Cinquième constat : la clé ultime, c’est le changement au niveau de la « conscience »

Dans toutes ces initiatives comme dans tout changement social, ce ne sont pas les apparences extérieures, ni même toujours les aspects mesurables ou quantifiables qui sont le plus important : c’est le changement des consciences, individuelles et collective.

On peut manger moins de viande, ne plus avoir chacun sa voiture, se préoccuper de recyclage et de compost ou acheter des vêtements équitables sans que cela signifie nécessairement un changement social significatif, ni encore moins permanent. Un grand nombre de personnes se sont, à un moment ou l’autre,  senties interpellées par de tels comportements ou de telles « modes ». Mais tant qu’elles n’ont pas développé une conscience personnelle des enjeux, conscience qui les amène personnellement à modifier leur comportement, ces personnes demeurent à la merci des courants sociaux passagers.

Et ce n’est que lorsque suffisamment d’individus ont développé une telle conscience personnelle et les comportements qui en découlent que peu à peu se construit une sorte de « conscience collective », c’est-à-dire une évolution culturelle qui fait passer telle ou telle préoccupation ou valeur (le souci de l’environnement, par exemple, ou celui d’un commerce plus équitable, etc.) au niveau d’un trait culturel partagé par une communauté.

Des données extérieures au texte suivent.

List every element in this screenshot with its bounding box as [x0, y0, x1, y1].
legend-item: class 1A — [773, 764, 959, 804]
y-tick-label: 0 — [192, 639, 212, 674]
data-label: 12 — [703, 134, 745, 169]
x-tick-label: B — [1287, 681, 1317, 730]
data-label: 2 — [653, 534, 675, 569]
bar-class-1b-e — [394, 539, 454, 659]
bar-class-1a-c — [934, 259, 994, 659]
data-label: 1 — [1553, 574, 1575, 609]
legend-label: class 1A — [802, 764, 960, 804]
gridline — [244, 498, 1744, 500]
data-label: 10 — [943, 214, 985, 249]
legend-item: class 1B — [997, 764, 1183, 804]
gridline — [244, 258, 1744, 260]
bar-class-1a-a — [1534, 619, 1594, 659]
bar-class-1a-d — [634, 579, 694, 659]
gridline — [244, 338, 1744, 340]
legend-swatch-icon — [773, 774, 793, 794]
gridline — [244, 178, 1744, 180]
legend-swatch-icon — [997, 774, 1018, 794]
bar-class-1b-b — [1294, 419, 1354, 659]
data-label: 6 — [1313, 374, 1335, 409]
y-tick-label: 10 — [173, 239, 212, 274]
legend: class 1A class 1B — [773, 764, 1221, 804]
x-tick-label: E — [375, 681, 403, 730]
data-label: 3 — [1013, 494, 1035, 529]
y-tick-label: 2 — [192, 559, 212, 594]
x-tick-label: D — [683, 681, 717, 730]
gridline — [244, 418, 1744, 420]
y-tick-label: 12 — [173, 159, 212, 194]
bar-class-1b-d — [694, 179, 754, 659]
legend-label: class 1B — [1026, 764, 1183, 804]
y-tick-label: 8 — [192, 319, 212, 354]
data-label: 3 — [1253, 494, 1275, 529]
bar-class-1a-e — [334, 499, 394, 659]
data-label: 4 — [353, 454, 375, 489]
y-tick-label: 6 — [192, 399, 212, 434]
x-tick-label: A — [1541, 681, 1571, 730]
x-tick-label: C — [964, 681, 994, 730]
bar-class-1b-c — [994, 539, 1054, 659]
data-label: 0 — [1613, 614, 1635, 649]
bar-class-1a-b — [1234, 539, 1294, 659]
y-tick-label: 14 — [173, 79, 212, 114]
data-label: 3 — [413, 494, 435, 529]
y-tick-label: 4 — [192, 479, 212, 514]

Au fond, la « conscience », c’est ce qui permet de passer de la « simplicité volontaire 101 » au niveau supérieur de la « simplicité volontaire 201 ou 301 ». C’est-à-dire d’un intérêt spontané et d’une exploration de « l’ABC » des diverses alternatives à un engagement plus profond et plus durable dans ce cheminement parce qu’on a pris la peine d’en identifier les racines et les enjeux, et de dépasser l’application mécanique ou superficielle de tel ou tel comportement suggéré ou attrayant.

Mark A. Burch, le principal promoteur de la simplicité volontaire au Canada anglais et l’auteur de La voie de la simplicité, pour soi et la planète (publié en français par Écosociété en 2003), vient d’ailleurs de publier The Hidden Door, Mindful Sufficiency as an Alternative to Extinction (Simplicity Institute, 2013, 271 pages). C’est, à ma connaissance, l’un des meilleurs efforts jusqu’ici pour développer cette réflexion approfondie sur les conditions et les conséquences d’une simplicité volontaire qui puisse dépasser le courant social passager. Et pour lui, le développement d’une vie de « pleine conscience » (mindfulness) et la découverte de la notion de « suffisance » (sufficiency) sont les piliers essentiels de toute remise en question durable de notre rapport à la consommation et à l’économie actuelle.